“Yeah, it’s stupid, I suppose, a kid’s game. I got work to do and I want to get the outside stuff done before the weather turns cold.” I shrugged. “It is a job, Jake. No one bugs me; even when she was here, she didn’t bug me. She worked upstairs mostly, and in the attic. There are more animals up there. A lot of smaller specimens like game birds and stuff.” Suddenly I felt kind of foolish. “Look, Jake, I don’t feel like hanging around today. Let me reset the timers and we’ll go. I got a paper to work on and...” For the first time the house didn’t feel quite the same. Instead of large and warm and safe, it had a different feeling: smaller now with Jake in it, and somewhat tainted or dirty. Despite all the work I’d done, it seemed I hadn’t done enough, and like the treasure hunt games still hidden in the house, the house itself was unfinished. I could see streaks in the windows where I had washed them and dust on the floor where the remaining afternoon sunlight was streaming in.
“Fine. I’ll wait in the car,” Jake said. “Come out when you’re done. No hurry.” Then he turned and left.
“Thought I’d come by, say hi.” It was Emma, the green-haired girl I’d been stupid enough to think liked me, the girl I’d been stupid enough to like back. “Did you have a good Thanksgiving?”
I let the wheelbarrow full of brush and privet branches drop to the ground and just stared at her. It was a gloomy Sunday and I wanted to get in some work before it started to rain. Emma Presley was an unwanted distraction.
No, rephrase that: Emma was just unwanted.
“Your friend, the cop, he told me where you were. But I already knew you were working here. Heard at school.”
I still said nothing. I had too much to do and the skies were growing ominously gray. I had an entire hedgerow to clean out; small pines and maples were growing up through the privet and each one had to be cut back or pulled up. I lifted the wheelbarrow up and turned it around.
“Herbie, you haven’t talked to me in weeks. I pass you in the halls and you just ignore me.”
Still, I said nothing, even though she was right there at my elbow. She wheeled her bike alongside me.
“Herbie, he... the kid you saw me with that day, he’s just a friend. I’ve known him since third grade. I’ve been trying to tell you that, but you won’t talk to me, Herbie.”
I dumped the brush behind the bigger of the two sheds; Sammy was there, tail high in the air, twitching back and forth.
“You know...” I heard the awkwardness in her voice. “I heard that the lady you’re working for, well, that she’s really beautiful and...”
“She is.”
Maybe it was my tone, or the fact that I responded to her, or to the mention of Frances, because Emma spun her bike around, glared at me, and said, “Very beautiful. Are you... are you in love with her?” Her entire face spoke ridicule and incredulity and bitterness.
I refused to answer. I lifted up the wheelbarrow to return to the front yard.
“Or... is it that you’ve been hurt so many times before, you can’t trust anyone? Is it that?” She hurried after me, trying to catch up. “Because I know. I heard about your mother.
I left the wheelbarrow where it was, figured if I got the ladder, went up to clean the gutters, she wouldn’t be able to follow me up there with her stupid bike.

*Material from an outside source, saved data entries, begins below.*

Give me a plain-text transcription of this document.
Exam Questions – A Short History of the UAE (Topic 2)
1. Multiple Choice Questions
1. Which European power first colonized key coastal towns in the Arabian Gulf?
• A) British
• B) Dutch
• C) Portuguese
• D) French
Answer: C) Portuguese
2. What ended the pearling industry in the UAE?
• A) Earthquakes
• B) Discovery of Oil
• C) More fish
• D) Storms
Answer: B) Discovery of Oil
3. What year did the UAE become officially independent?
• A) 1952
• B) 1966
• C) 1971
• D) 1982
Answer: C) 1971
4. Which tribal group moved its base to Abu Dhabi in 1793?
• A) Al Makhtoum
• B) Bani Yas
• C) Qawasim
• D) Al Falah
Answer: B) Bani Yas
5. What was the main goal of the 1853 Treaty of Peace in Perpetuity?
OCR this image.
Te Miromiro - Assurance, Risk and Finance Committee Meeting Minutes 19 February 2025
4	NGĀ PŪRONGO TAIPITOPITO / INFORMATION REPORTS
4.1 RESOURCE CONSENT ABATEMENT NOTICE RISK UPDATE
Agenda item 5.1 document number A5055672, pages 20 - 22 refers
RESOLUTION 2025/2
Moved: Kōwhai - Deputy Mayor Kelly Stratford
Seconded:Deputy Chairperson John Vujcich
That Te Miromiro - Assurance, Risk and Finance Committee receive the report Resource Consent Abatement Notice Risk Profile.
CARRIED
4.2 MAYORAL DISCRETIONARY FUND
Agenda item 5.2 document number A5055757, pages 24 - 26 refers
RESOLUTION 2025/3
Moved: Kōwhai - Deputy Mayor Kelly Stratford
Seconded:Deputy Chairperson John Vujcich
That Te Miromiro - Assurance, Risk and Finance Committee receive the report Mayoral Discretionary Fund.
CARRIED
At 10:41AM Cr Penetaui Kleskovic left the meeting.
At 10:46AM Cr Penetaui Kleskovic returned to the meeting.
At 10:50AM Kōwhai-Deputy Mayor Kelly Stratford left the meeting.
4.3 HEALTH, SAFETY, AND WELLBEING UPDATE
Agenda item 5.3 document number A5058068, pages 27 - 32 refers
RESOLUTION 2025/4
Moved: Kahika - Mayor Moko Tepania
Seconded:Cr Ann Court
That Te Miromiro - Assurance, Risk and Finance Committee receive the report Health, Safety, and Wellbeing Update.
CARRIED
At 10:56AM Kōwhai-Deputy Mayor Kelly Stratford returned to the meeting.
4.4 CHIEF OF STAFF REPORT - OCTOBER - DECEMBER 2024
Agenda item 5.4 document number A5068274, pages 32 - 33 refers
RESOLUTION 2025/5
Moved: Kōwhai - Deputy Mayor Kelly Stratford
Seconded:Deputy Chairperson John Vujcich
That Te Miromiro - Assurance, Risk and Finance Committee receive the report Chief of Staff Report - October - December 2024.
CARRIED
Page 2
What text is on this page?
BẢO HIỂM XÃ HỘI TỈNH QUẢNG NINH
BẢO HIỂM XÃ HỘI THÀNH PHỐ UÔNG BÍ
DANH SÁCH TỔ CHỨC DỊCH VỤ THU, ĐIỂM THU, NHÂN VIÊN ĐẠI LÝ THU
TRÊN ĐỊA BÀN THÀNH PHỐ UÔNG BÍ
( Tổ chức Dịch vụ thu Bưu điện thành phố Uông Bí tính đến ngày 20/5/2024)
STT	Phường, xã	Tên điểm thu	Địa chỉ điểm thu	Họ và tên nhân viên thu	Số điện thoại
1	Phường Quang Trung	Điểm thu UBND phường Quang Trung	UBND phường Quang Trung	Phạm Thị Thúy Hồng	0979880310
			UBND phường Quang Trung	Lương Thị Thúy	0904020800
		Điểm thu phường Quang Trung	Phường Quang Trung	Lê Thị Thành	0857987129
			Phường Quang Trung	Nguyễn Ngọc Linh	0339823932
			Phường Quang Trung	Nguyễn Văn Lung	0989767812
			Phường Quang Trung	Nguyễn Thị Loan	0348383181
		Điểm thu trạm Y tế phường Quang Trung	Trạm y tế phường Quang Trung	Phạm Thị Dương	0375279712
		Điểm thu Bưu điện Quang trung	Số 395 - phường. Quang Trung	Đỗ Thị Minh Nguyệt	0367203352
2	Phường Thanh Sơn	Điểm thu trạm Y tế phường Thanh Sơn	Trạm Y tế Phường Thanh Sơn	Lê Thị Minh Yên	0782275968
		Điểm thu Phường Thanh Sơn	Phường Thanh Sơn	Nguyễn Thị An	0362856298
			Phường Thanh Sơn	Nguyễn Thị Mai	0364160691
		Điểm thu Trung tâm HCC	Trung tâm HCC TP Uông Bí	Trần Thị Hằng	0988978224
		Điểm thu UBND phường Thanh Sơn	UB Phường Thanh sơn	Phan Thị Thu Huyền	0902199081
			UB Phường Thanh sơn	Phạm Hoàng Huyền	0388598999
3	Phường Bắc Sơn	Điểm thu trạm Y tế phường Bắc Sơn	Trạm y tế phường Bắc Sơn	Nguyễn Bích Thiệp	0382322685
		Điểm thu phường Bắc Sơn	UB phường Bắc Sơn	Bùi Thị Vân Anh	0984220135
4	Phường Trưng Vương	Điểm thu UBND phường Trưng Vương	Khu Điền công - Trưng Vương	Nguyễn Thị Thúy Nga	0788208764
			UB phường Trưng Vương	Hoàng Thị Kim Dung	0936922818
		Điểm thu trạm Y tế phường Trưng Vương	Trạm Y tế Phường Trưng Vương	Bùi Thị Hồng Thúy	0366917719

“I wished you’d called. I wished you’d talk to me.” She was relentless, following me back to the shed and standing there while I wrestled an old folding aluminum ladder out of the back. Sammy was with me and I hit something in the rafters, a bucket or some clamming gear. It crashed to the floor and the cat went bounding out of the shed.
“Herbie, I want to talk. Why won’t you talk to me?” Emma demanded. She was standing in the door to the shed; I made a great act of dragging the ladder around her. “Damn you, Herbert Sawyer!” she cried as I headed back to the front of the house. “Damn you!”
“You don’t need girls. They’re worthless,” I told Samson as he sat before me, his broad tail pounding down on the wooden floor of the shed. “And untrustworthy.” I was wrapping a rag around my hand where I’d cut it on a broken gutter. The ladder was outside, lying on the ground. It was raining now; there was a steady drip-drip on the wooden eaves overhead. I needed to go inside, make some tea, and work, or maybe read. I had something to read, but I couldn’t even remember what novel we were doing in English class. I shut my eyes and leaned forward as Sammy’s tail went thump-thump-thump on the warped floorboards. “Come on, Sammy.”
I got up, went to the door, but Samson didn’t move. I turned around; he was still sitting in the middle of the little shed, his tail continuing to thump-thump-thump, but not the floor. He was sitting on something painted a pale green, something with...
I walked forward. Something with a brass handle attached to it. A trapdoor. A cellar door.